The efficacy and safety of FMT was also investigated in CD. A pilot single center trial evaluated the effect of multiple FMTs on 25 CD patients complicated with intraabdominal inflammatory mass [180]. All patients received the initial FMT followed by repeated FMTs every 3 months. Clinical response and clinical remission at 3 months post the initial FMT were achieved in 68.0% (17/25) and 52.0% (13/25) of patients, respectively. The proportion of patients at 6 months, 12 months and 18 months achieving sustained clinical remission with sequential FMTs was 48.0% (12/25), 32.0% (8/25) and 22.7% (5/22), respectively. 9.5% (2/21) of patients achieved radiological healing and 71.4% (15/21) achieved radiological improvement.
Another randomized controlled trial determined the efficacy and safety of different methods of FMT, as a potential therapy for CD [181]. A total of 27 patients with CD were randomized to receive FMT by gastroscopy or colonoscopy; a second transplantation was performed 1 week later.

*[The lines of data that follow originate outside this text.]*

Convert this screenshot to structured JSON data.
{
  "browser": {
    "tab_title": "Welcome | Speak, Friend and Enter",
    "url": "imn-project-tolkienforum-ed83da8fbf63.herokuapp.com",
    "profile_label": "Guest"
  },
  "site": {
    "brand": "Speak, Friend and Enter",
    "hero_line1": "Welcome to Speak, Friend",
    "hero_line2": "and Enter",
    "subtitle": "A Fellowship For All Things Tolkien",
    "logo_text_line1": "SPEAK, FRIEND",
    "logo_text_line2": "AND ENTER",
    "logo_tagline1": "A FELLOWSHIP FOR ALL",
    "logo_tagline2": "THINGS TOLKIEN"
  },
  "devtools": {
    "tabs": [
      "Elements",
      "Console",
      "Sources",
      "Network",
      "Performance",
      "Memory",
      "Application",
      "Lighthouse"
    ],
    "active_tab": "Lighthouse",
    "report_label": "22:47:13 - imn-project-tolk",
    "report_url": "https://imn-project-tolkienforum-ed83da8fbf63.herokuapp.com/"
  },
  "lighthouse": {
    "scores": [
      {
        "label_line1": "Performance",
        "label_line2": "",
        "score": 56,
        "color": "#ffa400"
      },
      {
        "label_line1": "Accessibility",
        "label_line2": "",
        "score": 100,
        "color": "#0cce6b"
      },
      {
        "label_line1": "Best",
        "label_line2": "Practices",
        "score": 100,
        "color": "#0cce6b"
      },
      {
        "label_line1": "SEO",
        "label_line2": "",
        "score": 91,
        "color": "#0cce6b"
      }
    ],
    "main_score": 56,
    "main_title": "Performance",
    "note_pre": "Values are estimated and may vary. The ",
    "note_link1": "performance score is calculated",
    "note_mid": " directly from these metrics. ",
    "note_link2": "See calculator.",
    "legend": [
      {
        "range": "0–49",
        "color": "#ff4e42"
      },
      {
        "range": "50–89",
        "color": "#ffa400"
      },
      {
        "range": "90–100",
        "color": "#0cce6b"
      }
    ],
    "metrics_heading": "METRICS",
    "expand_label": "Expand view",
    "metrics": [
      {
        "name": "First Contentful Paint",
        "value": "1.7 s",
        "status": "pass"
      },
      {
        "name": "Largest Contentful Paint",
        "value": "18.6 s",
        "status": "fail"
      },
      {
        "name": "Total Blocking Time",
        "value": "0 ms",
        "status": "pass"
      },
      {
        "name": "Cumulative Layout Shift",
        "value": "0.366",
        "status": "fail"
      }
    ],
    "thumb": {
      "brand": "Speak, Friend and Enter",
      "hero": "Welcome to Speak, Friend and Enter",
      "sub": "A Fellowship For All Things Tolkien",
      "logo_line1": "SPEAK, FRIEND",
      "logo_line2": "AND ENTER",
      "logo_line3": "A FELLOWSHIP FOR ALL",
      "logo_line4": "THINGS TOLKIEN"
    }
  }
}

Clinical remission, assessed 8 weeks after FMT, was achieved in 18 (66.7%); no significant difference was seen between the two methods. Moreover, microbiota diversity analyses showed that, compared to donors, CD patients showed a significant increase in operational taxonomic units (OUT, 117 vs. 258, p < 0.05) 2 weeks after FMT. In CD patients, FMT contributed to increase species richness, raising levels of Clostridium, Cronobacter, Fusobacterium, and Streptococcus.
Finally, a randomized, single-blind, sham-controlled pilot trial of FMT in adults with colonic or ileo-colonic CD was performed [182]. Out of the enrolled patients, 8 underwent FMT, while 9 received sham transplantation. The steroid-free clinical remission rates at 10 and 24 weeks post-FMT were 44.4% (4/9) and 33.3% (3/9) in the sham transplantation group, respectively, and 87.5% (7/8) and 50.0% (4/8) in the FMT group. The Crohn’s Disease Endoscopic Index of Severity (CDEIS) exhibited a decrease six weeks after FMT (p = 0.03) but not after sham transplantation (p = 0.8). Conversely, the C-reactive protein (CRP) level increased six weeks after sham transplantation (p = 0.008) but not after FMT (p = 0.5). Higher colonization by donor microbiota correlated with the maintenance of remission.
The efficacy of FMT in CD remains less established compared to UC, with mixed results reported in various trials.
Long-term follow-up studies have assessed the durability of FMT-induced remission in IBD patients [183,184]. While some patients maintain remission following FMT, others may experience disease recurrence over time, highlighting the need for further research into optimal maintenance strategies [185].
However, various clinical studies conducted to examine the effect of FMT on IBD have obtained inconsistent results, raising doubts about its effectiveness. Available data suggest that the efficacy of FMT in treating IBD is not predictable. After 12 weeks of FMT, only one UC patient showed some improvement, as reported by Angelberger et al. [186]. Likewise, Suskind et al. observed no notable improvement in four children who underwent a single FMT administered via a nasogastric tube [187]. The variations in outcomes across clinical trials may stem from differences in disease pathology, donor selection criteria, FMT protocols, and individual responses to treatment. Concerns regarding the safety and effectiveness of FMT have hindered its widespread adoption for IBD management. FMT carries inherent risks, including the potential transmission of infectious agents from donor to recipient. Instances of severe infections, such as bacteremia and sepsis, have been documented post-FMT, underscoring the necessity for stringent donor screening and safety measures [188]. While most adverse events linked to FMT are mild and transient, such as gastrointestinal discomforts like bloating, diarrhea, and abdominal pain, more severe complications can arise, especially among immunocompromised individuals or those with underlying health conditions.
FMT holds promise as a potential therapeutic intervention for IBD, particularly in UC, where it has demonstrated efficacy in inducing remission in some patients. However, further research is needed to elucidate optimal protocols regarding donor selection, administration route, dosing, and long-term maintenance strategies. Additionally, safety considerations and potential adverse events must be carefully evaluated to ensure the overall benefit-risk profile of FMT in IBD patients.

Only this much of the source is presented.